Par leur différence de ton et de perspective, ces films n’en composent pas moins un diptyque éclairant sur les manières de de mettre en scène l’irréparable et la mémoire. L’un parle depuis les hauteurs d’un tribunal, l’autre depuis les égouts où l’on se cache pour survivre. De Kapò de Pontecorvo à Shoah de Lanzmann, du Tambour de Schlöndorff à La Liste de Schindler de Spielberg, le cinéma n’a cessé de chercher les formes justes pour dire l’irreprésentable. Chaque œuvre cinématographique sur la Seconde Guerre mondiale affronte, d’une manière ou d’une autre, une même aporie : comment faire image de l’anéantissement ? Comment juger dans l’après-coup sans rejouer la violence du verdict ? À cette question, Jugement à Nuremberg et Black Book apportent deux réponses formellement et moralement contrastées.

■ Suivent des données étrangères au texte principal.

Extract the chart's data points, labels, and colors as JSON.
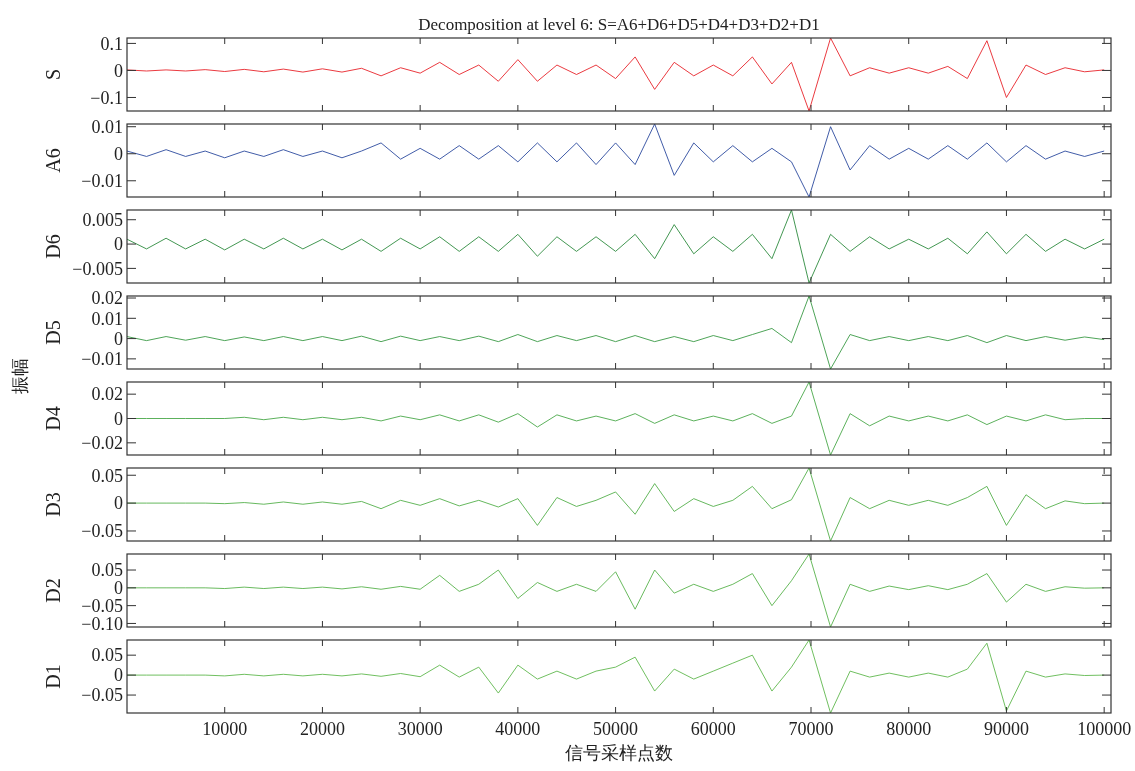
{
  "chart_data": [
    {
      "type": "line",
      "title": "Decomposition at level 6: S=A6+D6+D5+D4+D3+D2+D1",
      "ylabel": "S",
      "tick_labels": "y",
      "xlim": [
        0,
        100700
      ],
      "xticks": [
        10000,
        20000,
        30000,
        40000,
        50000,
        60000,
        70000,
        80000,
        90000,
        100000
      ],
      "ylim": [
        -0.15,
        0.12
      ],
      "yticks": [
        {
          "value": -0.1,
          "label": "−0.1"
        },
        0,
        0.1
      ],
      "x": [
        0,
        2000,
        4000,
        6000,
        8000,
        10000,
        12000,
        14000,
        16000,
        18000,
        20000,
        22000,
        24000,
        26000,
        28000,
        30000,
        32000,
        34000,
        36000,
        38000,
        40000,
        42000,
        44000,
        46000,
        48000,
        50000,
        52000,
        54000,
        56000,
        58000,
        60000,
        62000,
        64000,
        66000,
        68000,
        69800,
        72000,
        74000,
        76000,
        78000,
        80000,
        82000,
        84000,
        86000,
        88000,
        90000,
        92000,
        94000,
        96000,
        98000,
        100000
      ],
      "series": [
        {
          "color": "#e8242a",
          "values": [
            0.002,
            -0.002,
            0.002,
            -0.002,
            0.003,
            -0.004,
            0.004,
            -0.005,
            0.005,
            -0.006,
            0.006,
            -0.006,
            0.008,
            -0.02,
            0.01,
            -0.01,
            0.03,
            -0.015,
            0.02,
            -0.04,
            0.04,
            -0.04,
            0.02,
            -0.015,
            0.02,
            -0.03,
            0.05,
            -0.07,
            0.03,
            -0.02,
            0.02,
            -0.02,
            0.05,
            -0.05,
            0.03,
            -0.15,
            0.12,
            -0.02,
            0.01,
            -0.01,
            0.01,
            -0.01,
            0.015,
            -0.03,
            0.11,
            -0.1,
            0.02,
            -0.015,
            0.01,
            -0.005,
            0.002
          ]
        }
      ]
    },
    {
      "type": "line",
      "ylabel": "A6",
      "tick_labels": "y",
      "xlim": [
        0,
        100700
      ],
      "xticks": [
        10000,
        20000,
        30000,
        40000,
        50000,
        60000,
        70000,
        80000,
        90000,
        100000
      ],
      "ylim": [
        -0.016,
        0.011
      ],
      "yticks": [
        {
          "value": -0.01,
          "label": "−0.01"
        },
        0,
        0.01
      ],
      "x": [
        0,
        2000,
        4000,
        6000,
        8000,
        10000,
        12000,
        14000,
        16000,
        18000,
        20000,
        22000,
        24000,
        26000,
        28000,
        30000,
        32000,
        34000,
        36000,
        38000,
        40000,
        42000,
        44000,
        46000,
        48000,
        50000,
        52000,
        54000,
        56000,
        58000,
        60000,
        62000,
        64000,
        66000,
        68000,
        69800,
        72000,
        74000,
        76000,
        78000,
        80000,
        82000,
        84000,
        86000,
        88000,
        90000,
        92000,
        94000,
        96000,
        98000,
        100000
      ],
      "series": [
        {
          "color": "#2b4a9e",
          "values": [
            0.001,
            -0.001,
            0.0015,
            -0.001,
            0.001,
            -0.0015,
            0.001,
            -0.001,
            0.0015,
            -0.001,
            0.001,
            -0.0015,
            0.001,
            0.004,
            -0.002,
            0.002,
            -0.002,
            0.003,
            -0.002,
            0.003,
            -0.003,
            0.004,
            -0.003,
            0.004,
            -0.004,
            0.004,
            -0.004,
            0.011,
            -0.008,
            0.004,
            -0.003,
            0.003,
            -0.003,
            0.002,
            -0.003,
            -0.016,
            0.01,
            -0.006,
            0.003,
            -0.002,
            0.002,
            -0.002,
            0.003,
            -0.002,
            0.004,
            -0.003,
            0.003,
            -0.002,
            0.001,
            -0.001,
            0.001
          ]
        }
      ]
    },
    {
      "type": "line",
      "ylabel": "D6",
      "tick_labels": "y",
      "xlim": [
        0,
        100700
      ],
      "xticks": [
        10000,
        20000,
        30000,
        40000,
        50000,
        60000,
        70000,
        80000,
        90000,
        100000
      ],
      "ylim": [
        -0.008,
        0.007
      ],
      "yticks": [
        {
          "value": -0.005,
          "label": "−0.005"
        },
        0,
        0.005
      ],
      "x": [
        0,
        2000,
        4000,
        6000,
        8000,
        10000,
        12000,
        14000,
        16000,
        18000,
        20000,
        22000,
        24000,
        26000,
        28000,
        30000,
        32000,
        34000,
        36000,
        38000,
        40000,
        42000,
        44000,
        46000,
        48000,
        50000,
        52000,
        54000,
        56000,
        58000,
        60000,
        62000,
        64000,
        66000,
        68000,
        69800,
        72000,
        74000,
        76000,
        78000,
        80000,
        82000,
        84000,
        86000,
        88000,
        90000,
        92000,
        94000,
        96000,
        98000,
        100000
      ],
      "series": [
        {
          "color": "#2e8b3e",
          "values": [
            0.001,
            -0.001,
            0.0012,
            -0.001,
            0.001,
            -0.0012,
            0.001,
            -0.001,
            0.0012,
            -0.001,
            0.001,
            -0.0012,
            0.001,
            -0.0015,
            0.0012,
            -0.001,
            0.0015,
            -0.0015,
            0.0015,
            -0.0015,
            0.002,
            -0.0025,
            0.0015,
            -0.0015,
            0.0015,
            -0.0015,
            0.002,
            -0.003,
            0.004,
            -0.002,
            0.0015,
            -0.0015,
            0.002,
            -0.003,
            0.007,
            -0.008,
            0.002,
            -0.0015,
            0.0015,
            -0.001,
            0.001,
            -0.001,
            0.0012,
            -0.002,
            0.0025,
            -0.002,
            0.002,
            -0.0015,
            0.001,
            -0.001,
            0.001
          ]
        }
      ]
    },
    {
      "type": "line",
      "ylabel": "D5",
      "tick_labels": "y",
      "xlim": [
        0,
        100700
      ],
      "xticks": [
        10000,
        20000,
        30000,
        40000,
        50000,
        60000,
        70000,
        80000,
        90000,
        100000
      ],
      "ylim": [
        -0.015,
        0.021
      ],
      "yticks": [
        {
          "value": -0.01,
          "label": "−0.01"
        },
        0,
        0.01,
        0.02
      ],
      "x": [
        0,
        2000,
        4000,
        6000,
        8000,
        10000,
        12000,
        14000,
        16000,
        18000,
        20000,
        22000,
        24000,
        26000,
        28000,
        30000,
        32000,
        34000,
        36000,
        38000,
        40000,
        42000,
        44000,
        46000,
        48000,
        50000,
        52000,
        54000,
        56000,
        58000,
        60000,
        62000,
        64000,
        66000,
        68000,
        69800,
        72000,
        74000,
        76000,
        78000,
        80000,
        82000,
        84000,
        86000,
        88000,
        90000,
        92000,
        94000,
        96000,
        98000,
        100000
      ],
      "series": [
        {
          "color": "#3a9a45",
          "values": [
            0.001,
            -0.001,
            0.001,
            -0.0008,
            0.001,
            -0.001,
            0.0008,
            -0.001,
            0.001,
            -0.001,
            0.001,
            -0.001,
            0.0012,
            -0.0015,
            0.0012,
            -0.001,
            0.001,
            -0.001,
            0.0012,
            -0.0015,
            0.002,
            -0.0015,
            0.0015,
            -0.001,
            0.0015,
            -0.0015,
            0.0015,
            -0.0015,
            0.001,
            -0.0015,
            0.0015,
            -0.001,
            0.002,
            0.005,
            -0.002,
            0.021,
            -0.015,
            0.002,
            -0.001,
            0.001,
            -0.001,
            0.001,
            -0.001,
            0.0015,
            -0.002,
            0.0015,
            -0.001,
            0.001,
            -0.0008,
            0.0008,
            -0.0005
          ]
        }
      ]
    },
    {
      "type": "line",
      "ylabel": "D4",
      "annotations": [
        "振幅"
      ],
      "tick_labels": "y",
      "xlim": [
        0,
        100700
      ],
      "xticks": [
        10000,
        20000,
        30000,
        40000,
        50000,
        60000,
        70000,
        80000,
        90000,
        100000
      ],
      "ylim": [
        -0.03,
        0.03
      ],
      "yticks": [
        {
          "value": -0.02,
          "label": "−0.02"
        },
        0,
        0.02
      ],
      "x": [
        0,
        2000,
        4000,
        6000,
        8000,
        10000,
        12000,
        14000,
        16000,
        18000,
        20000,
        22000,
        24000,
        26000,
        28000,
        30000,
        32000,
        34000,
        36000,
        38000,
        40000,
        42000,
        44000,
        46000,
        48000,
        50000,
        52000,
        54000,
        56000,
        58000,
        60000,
        62000,
        64000,
        66000,
        68000,
        69800,
        72000,
        74000,
        76000,
        78000,
        80000,
        82000,
        84000,
        86000,
        88000,
        90000,
        92000,
        94000,
        96000,
        98000,
        100000
      ],
      "series": [
        {
          "color": "#4aa84a",
          "values": [
            0,
            0,
            0,
            0,
            0,
            0,
            0.001,
            -0.001,
            0.001,
            -0.001,
            0.001,
            -0.001,
            0.001,
            -0.002,
            0.002,
            -0.001,
            0.003,
            -0.002,
            0.003,
            -0.003,
            0.004,
            -0.007,
            0.003,
            -0.002,
            0.002,
            -0.002,
            0.004,
            -0.004,
            0.003,
            -0.002,
            0.002,
            -0.002,
            0.004,
            -0.004,
            0.002,
            0.03,
            -0.03,
            0.004,
            -0.006,
            0.002,
            -0.002,
            0.002,
            -0.002,
            0.003,
            -0.005,
            0.002,
            -0.002,
            0.003,
            -0.001,
            0,
            0
          ]
        }
      ]
    },
    {
      "type": "line",
      "ylabel": "D3",
      "tick_labels": "y",
      "xlim": [
        0,
        100700
      ],
      "xticks": [
        10000,
        20000,
        30000,
        40000,
        50000,
        60000,
        70000,
        80000,
        90000,
        100000
      ],
      "ylim": [
        -0.068,
        0.063
      ],
      "yticks": [
        {
          "value": -0.05,
          "label": "−0.05"
        },
        0,
        0.05
      ],
      "x": [
        0,
        2000,
        4000,
        6000,
        8000,
        10000,
        12000,
        14000,
        16000,
        18000,
        20000,
        22000,
        24000,
        26000,
        28000,
        30000,
        32000,
        34000,
        36000,
        38000,
        40000,
        42000,
        44000,
        46000,
        48000,
        50000,
        52000,
        54000,
        56000,
        58000,
        60000,
        62000,
        64000,
        66000,
        68000,
        69800,
        72000,
        74000,
        76000,
        78000,
        80000,
        82000,
        84000,
        86000,
        88000,
        90000,
        92000,
        94000,
        96000,
        98000,
        100000
      ],
      "series": [
        {
          "color": "#55b04c",
          "values": [
            0,
            0,
            0,
            0,
            0,
            -0.001,
            0.001,
            -0.002,
            0.002,
            -0.002,
            0.002,
            -0.002,
            0.003,
            -0.01,
            0.005,
            -0.004,
            0.008,
            -0.005,
            0.005,
            -0.007,
            0.008,
            -0.04,
            0.01,
            -0.006,
            0.005,
            0.02,
            -0.02,
            0.035,
            -0.015,
            0.008,
            -0.006,
            0.005,
            0.03,
            -0.01,
            0.006,
            0.063,
            -0.068,
            0.01,
            -0.01,
            0.005,
            -0.004,
            0.005,
            -0.004,
            0.01,
            0.03,
            -0.04,
            0.015,
            -0.01,
            0.004,
            -0.001,
            0
          ]
        }
      ]
    },
    {
      "type": "line",
      "ylabel": "D2",
      "tick_labels": "y",
      "xlim": [
        0,
        100700
      ],
      "xticks": [
        10000,
        20000,
        30000,
        40000,
        50000,
        60000,
        70000,
        80000,
        90000,
        100000
      ],
      "ylim": [
        -0.11,
        0.095
      ],
      "yticks": [
        {
          "value": -0.1,
          "label": "−0.10"
        },
        {
          "value": -0.05,
          "label": "−0.05"
        },
        0,
        0.05
      ],
      "x": [
        0,
        2000,
        4000,
        6000,
        8000,
        10000,
        12000,
        14000,
        16000,
        18000,
        20000,
        22000,
        24000,
        26000,
        28000,
        30000,
        32000,
        34000,
        36000,
        38000,
        40000,
        42000,
        44000,
        46000,
        48000,
        50000,
        52000,
        54000,
        56000,
        58000,
        60000,
        62000,
        64000,
        66000,
        68000,
        69800,
        72000,
        74000,
        76000,
        78000,
        80000,
        82000,
        84000,
        86000,
        88000,
        90000,
        92000,
        94000,
        96000,
        98000,
        100000
      ],
      "series": [
        {
          "color": "#58b24c",
          "values": [
            0,
            0,
            0,
            0,
            0,
            -0.002,
            0.002,
            -0.002,
            0.002,
            -0.002,
            0.002,
            -0.003,
            0.003,
            -0.004,
            0.004,
            -0.004,
            0.035,
            -0.01,
            0.01,
            0.05,
            -0.03,
            0.015,
            -0.01,
            0.01,
            -0.01,
            0.045,
            -0.06,
            0.05,
            -0.015,
            0.01,
            -0.01,
            0.01,
            0.04,
            -0.05,
            0.02,
            0.095,
            -0.11,
            0.01,
            -0.01,
            0.005,
            -0.005,
            0.006,
            -0.005,
            0.01,
            0.04,
            -0.04,
            0.01,
            -0.01,
            0.003,
            -0.001,
            0
          ]
        }
      ]
    },
    {
      "type": "line",
      "ylabel": "D1",
      "xlabel": "信号采样点数",
      "xlim": [
        0,
        100700
      ],
      "xticks": [
        10000,
        20000,
        30000,
        40000,
        50000,
        60000,
        70000,
        80000,
        90000,
        100000
      ],
      "ylim": [
        -0.095,
        0.088
      ],
      "yticks": [
        {
          "value": -0.05,
          "label": "−0.05"
        },
        0,
        0.05
      ],
      "x": [
        0,
        2000,
        4000,
        6000,
        8000,
        10000,
        12000,
        14000,
        16000,
        18000,
        20000,
        22000,
        24000,
        26000,
        28000,
        30000,
        32000,
        34000,
        36000,
        38000,
        40000,
        42000,
        44000,
        46000,
        48000,
        50000,
        52000,
        54000,
        56000,
        58000,
        60000,
        62000,
        64000,
        66000,
        68000,
        69800,
        72000,
        74000,
        76000,
        78000,
        80000,
        82000,
        84000,
        86000,
        88000,
        90000,
        92000,
        94000,
        96000,
        98000,
        100000
      ],
      "series": [
        {
          "color": "#60b84e",
          "values": [
            0,
            0,
            0,
            0,
            0,
            -0.002,
            0.002,
            -0.002,
            0.002,
            -0.002,
            0.002,
            -0.002,
            0.003,
            -0.003,
            0.004,
            -0.004,
            0.025,
            -0.005,
            0.02,
            -0.045,
            0.025,
            -0.01,
            0.01,
            -0.01,
            0.01,
            0.02,
            0.045,
            -0.04,
            0.015,
            -0.01,
            0.01,
            0.03,
            0.05,
            -0.04,
            0.02,
            0.088,
            -0.095,
            0.01,
            -0.005,
            0.005,
            -0.005,
            0.005,
            -0.005,
            0.015,
            0.08,
            -0.09,
            0.01,
            -0.005,
            0.003,
            -0.001,
            0
          ]
        }
      ]
    }
  ]
}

L’un se tient à la lisière du théâtre judiciaire, l’autre s’enfonce dans les zones troubles du mélodrame et du thriller. Mais tous deux participent d’une même généalogie : celle d’un cinéma qui ne cherche pas à édifier mais à faire trembler les certitudes. En confrontant ces deux œuvres, c’est moins une opposition de style qu’une tension féconde entre deux façons de regarder la catastrophe qui se dessine — l’une frontale, l’autre oblique ; l’une éthique, l’autre tragique.